KUANSING – Polsek Logas Tanah Darat kembali menunjukkan komitmennya dalam menindak tegas penyalahgunaan bahan bakar minyak (BBM) bersubsidi dan gas elpiji 3 kilogram. Kali ini, Polsek Logas Tanah Darat berhasil mengungkap dugaan tindak pidana penyalahgunaan pengangkutan dan/atau niaga BBM jenis Solar dan Pertalite serta gas LPG bersubsidi. Selasa (27/1/2026).
Kapolres Kuansing, AKBP Hidayat Perdana melalui Kapolsek Logas Tanah Darat, Iptu Masjidil menjelaskan bahwa pengungkapan kasus tersebut berawal dari informasi masyarakat yang mencurigai adanya kendaraan tanpa nomor polisi yang mengangkut BBM dalam jumlah besar.
“Kami menerima informasi dari masyarakat pada Senin, 26 Januari 2026 sekitar pukul 14.45 WIB terkait adanya satu unit mobil L300 pick up warna hitam tanpa nomor polisi yang diduga membawa BBM subsidi melintasi Jalan Poros PT RAPP di wilayah Desa Giri Sako,” ujar Iptu Masjidil.
Menindaklanjuti informasi tersebut, tim melaksanakan patroli di sekitar Jalan Poros RAPP untuk melakukan penyisiran dan pengamanan.

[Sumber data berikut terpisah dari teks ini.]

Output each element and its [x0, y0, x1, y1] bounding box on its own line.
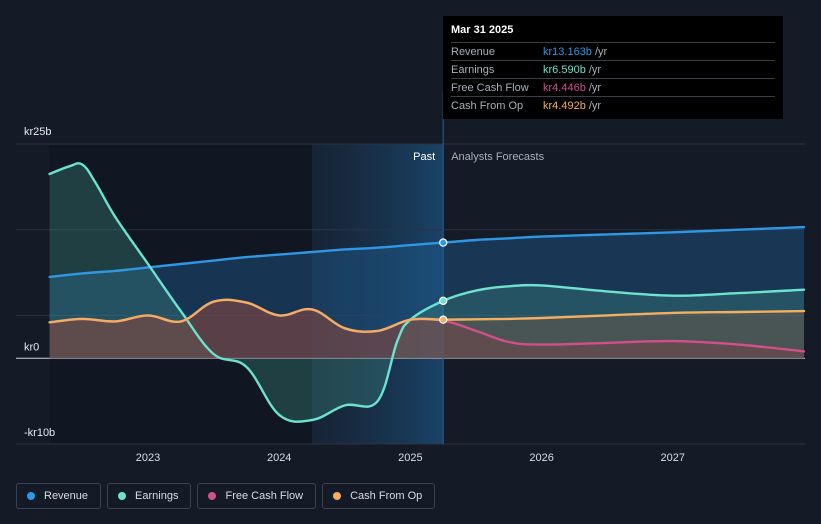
y-axis-label: kr25b — [24, 126, 52, 138]
past-region-bg — [49, 144, 312, 444]
tooltip-value: kr13.163b — [543, 45, 592, 58]
legend-label: Cash From Op — [350, 490, 423, 502]
tooltip-label: Cash From Op — [451, 99, 524, 112]
x-tick-label: 2024 — [267, 452, 291, 464]
tooltip-value: kr6.590b — [543, 63, 586, 76]
tooltip-label: Earnings — [451, 63, 495, 76]
legend-label: Free Cash Flow — [225, 490, 304, 502]
legend-item-earnings[interactable]: Earnings — [107, 483, 192, 509]
forecast-label: Analysts Forecasts — [451, 151, 544, 163]
past-label: Past — [413, 151, 435, 163]
tooltip-value: kr4.446b — [543, 81, 586, 94]
tooltip-date: Mar 31 2025 — [451, 24, 514, 36]
tooltip-value: kr4.492b — [543, 99, 586, 112]
line-revenue — [48, 225, 806, 279]
marker-cash-from-op — [439, 315, 448, 324]
marker-earnings — [439, 296, 448, 306]
tooltip-row-earnings: Earnings kr6.590b /yr — [451, 60, 775, 78]
tooltip-unit: /yr — [594, 45, 608, 58]
area-revenue — [49, 227, 805, 359]
tooltip-row-cash-from-op: Cash From Op kr4.492b /yr — [451, 96, 775, 114]
legend-item-revenue[interactable]: Revenue — [16, 483, 102, 509]
legend-dot-icon — [333, 492, 342, 500]
x-tick-label: 2027 — [661, 452, 685, 464]
tooltip-label: Free Cash Flow — [451, 81, 529, 94]
legend-label: Earnings — [135, 490, 179, 502]
tooltip-unit: /yr — [588, 99, 602, 112]
line-cash-from-op — [48, 298, 806, 333]
tooltip-row-free-cash-flow: Free Cash Flow kr4.446b /yr — [451, 78, 775, 96]
legend-dot-icon — [208, 492, 217, 500]
past-highlight-region — [312, 144, 444, 444]
legend-dot-icon — [27, 492, 35, 500]
tooltip-label: Revenue — [451, 45, 496, 58]
chart-legend: Revenue Earnings Free Cash Flow Cash Fro… — [16, 483, 436, 511]
x-tick-label: 2025 — [398, 452, 422, 464]
legend-item-free-cash-flow[interactable]: Free Cash Flow — [197, 483, 317, 509]
y-axis-label: kr0 — [24, 341, 39, 353]
x-tick-label: 2026 — [529, 452, 553, 464]
tooltip-row-revenue: Revenue kr13.163b /yr — [451, 42, 775, 60]
line-earnings — [48, 162, 806, 423]
data-tooltip: Mar 31 2025 Revenue kr13.163b /yr Earnin… — [443, 16, 783, 119]
y-axis-label: -kr10b — [24, 427, 55, 439]
x-tick-label: 2023 — [136, 452, 160, 464]
tooltip-unit: /yr — [588, 63, 602, 76]
legend-dot-icon — [118, 492, 127, 500]
legend-label: Revenue — [44, 490, 89, 502]
marker-revenue — [439, 238, 448, 247]
area-earnings — [49, 163, 805, 422]
legend-item-cash-from-op[interactable]: Cash From Op — [322, 483, 436, 509]
tooltip-unit: /yr — [588, 81, 602, 94]
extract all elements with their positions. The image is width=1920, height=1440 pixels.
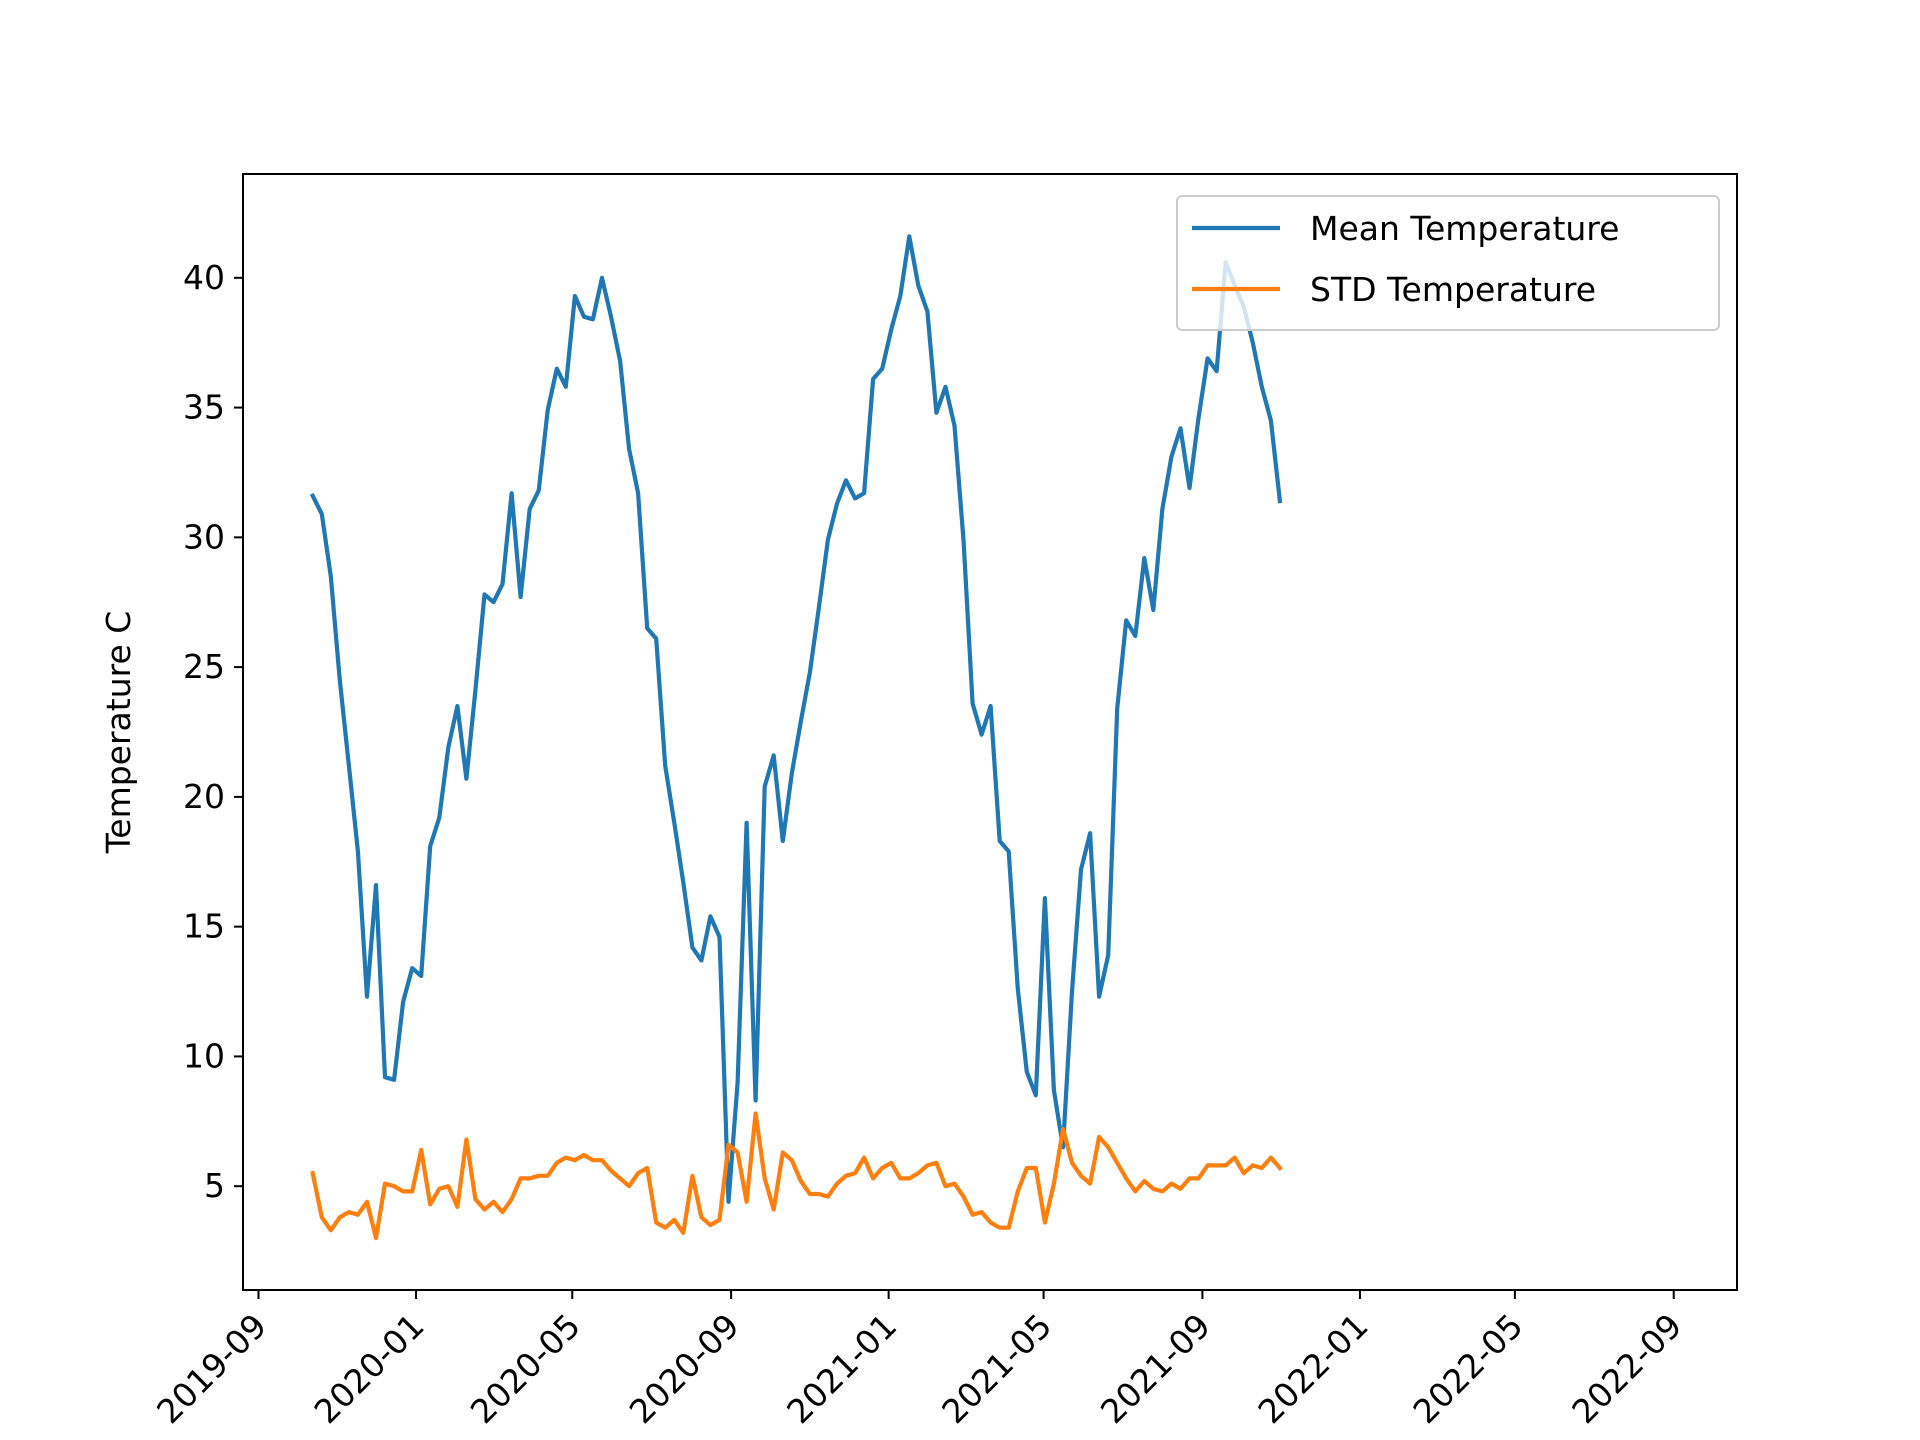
series-line-0 [309,234,1283,1204]
legend-label-1: STD Temperature [1310,270,1596,309]
series-line-1 [310,1111,1283,1241]
y-axis: 5 10 15 20 25 30 35 40 [183,258,243,1205]
plot-area [242,173,1738,1291]
y-axis-label: Temperature C [99,611,138,855]
axes-frame [242,173,1738,1291]
legend: Mean Temperature STD Temperature [1176,195,1720,331]
y-tick-label: 5 [204,1166,225,1205]
y-tick-label: 30 [183,517,225,556]
y-tick-label: 20 [183,777,225,816]
y-tick-label: 35 [183,388,225,427]
y-tick-label: 15 [183,907,225,946]
y-tick-label: 10 [183,1036,225,1075]
legend-label-0: Mean Temperature [1310,209,1619,248]
y-tick-label: 40 [183,258,225,297]
y-tick-label: 25 [183,647,225,686]
legend-box [1176,195,1720,331]
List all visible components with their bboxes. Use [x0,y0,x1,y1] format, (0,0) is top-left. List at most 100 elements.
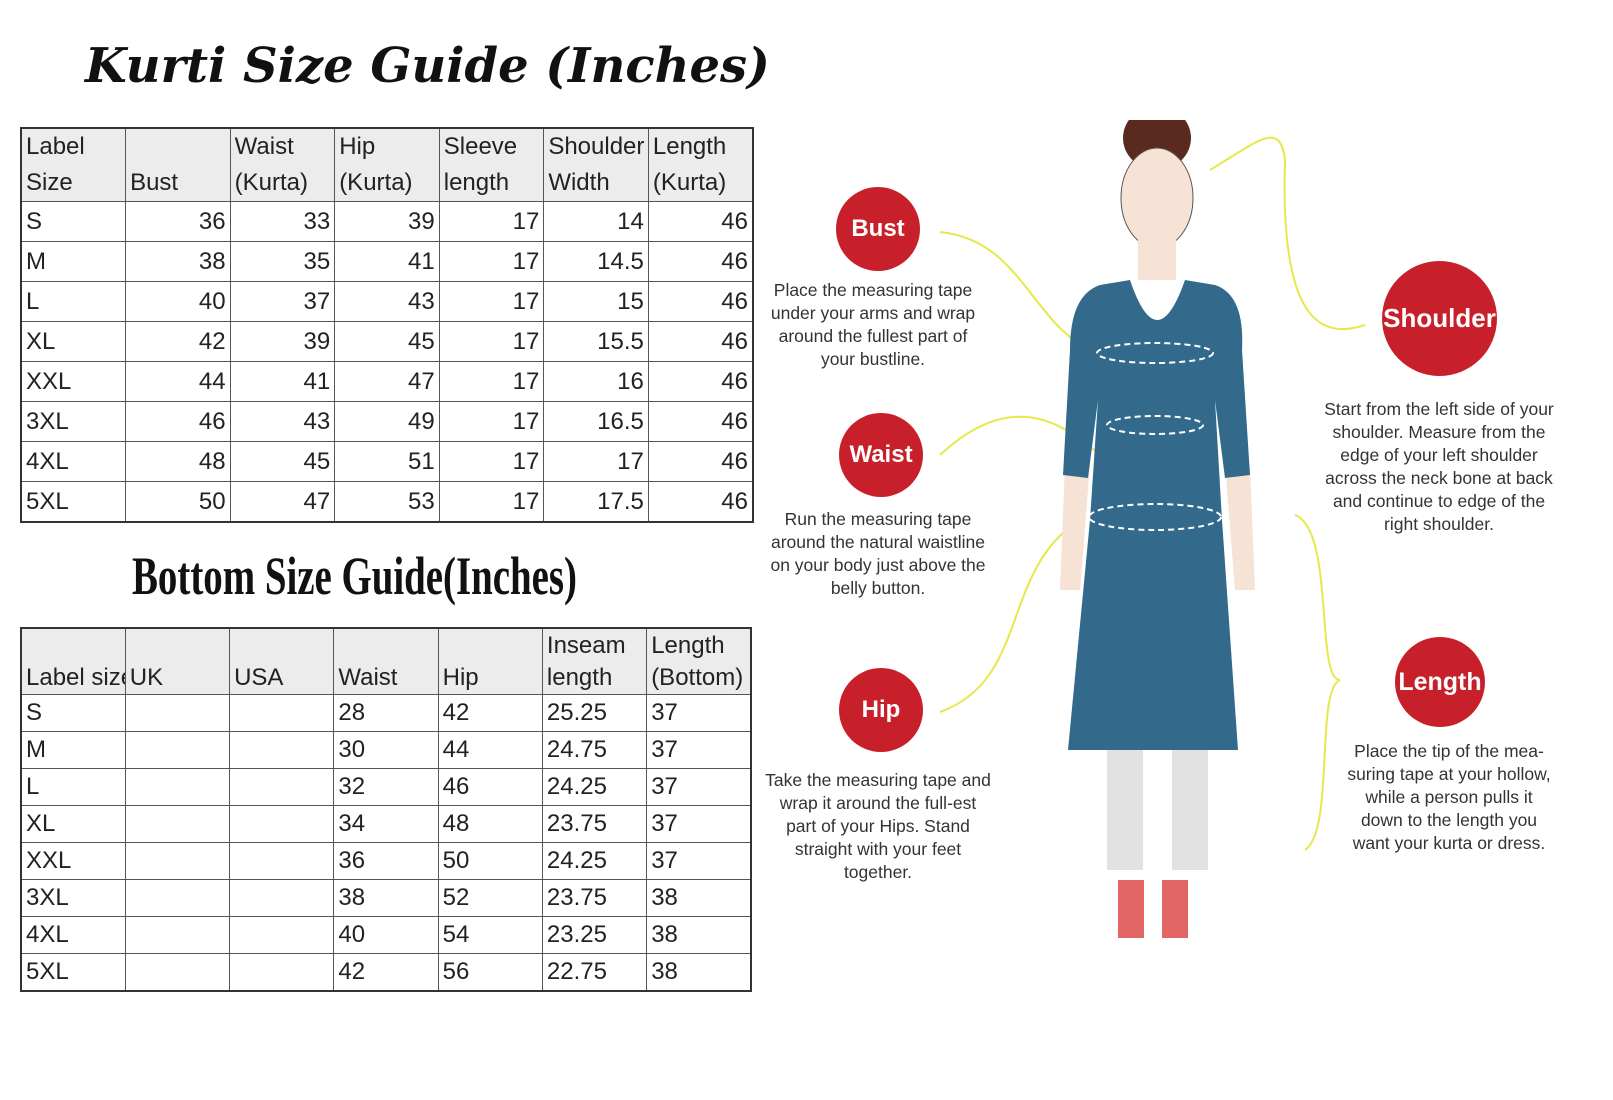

Sekira pukul 16.00 WIB, tim berhasil menemukan dan menghentikan kendaraan yang dimaksud tepat di depan Camp Safety Security PT RAPP, Desa Giri Sako, Kecamatan Logas Tanah Darat.
Saat dilakukan pemeriksaan, tim mendapati kendaraan tersebut mengangkut puluhan jerigen berisi BBM subsidi serta tabung gas elpiji. Dari hasil pengecekan, ditemukan 39 jerigen BBM yang terdiri dari 25 jerigen berisi solar dan 14 jerigen berisi pertalite serta 80 tabung gas LPG 3 kilogram. Selain itu, kendaraan yang digunakan merupakan mobil L300 warna hitam tanpa nomor polisi.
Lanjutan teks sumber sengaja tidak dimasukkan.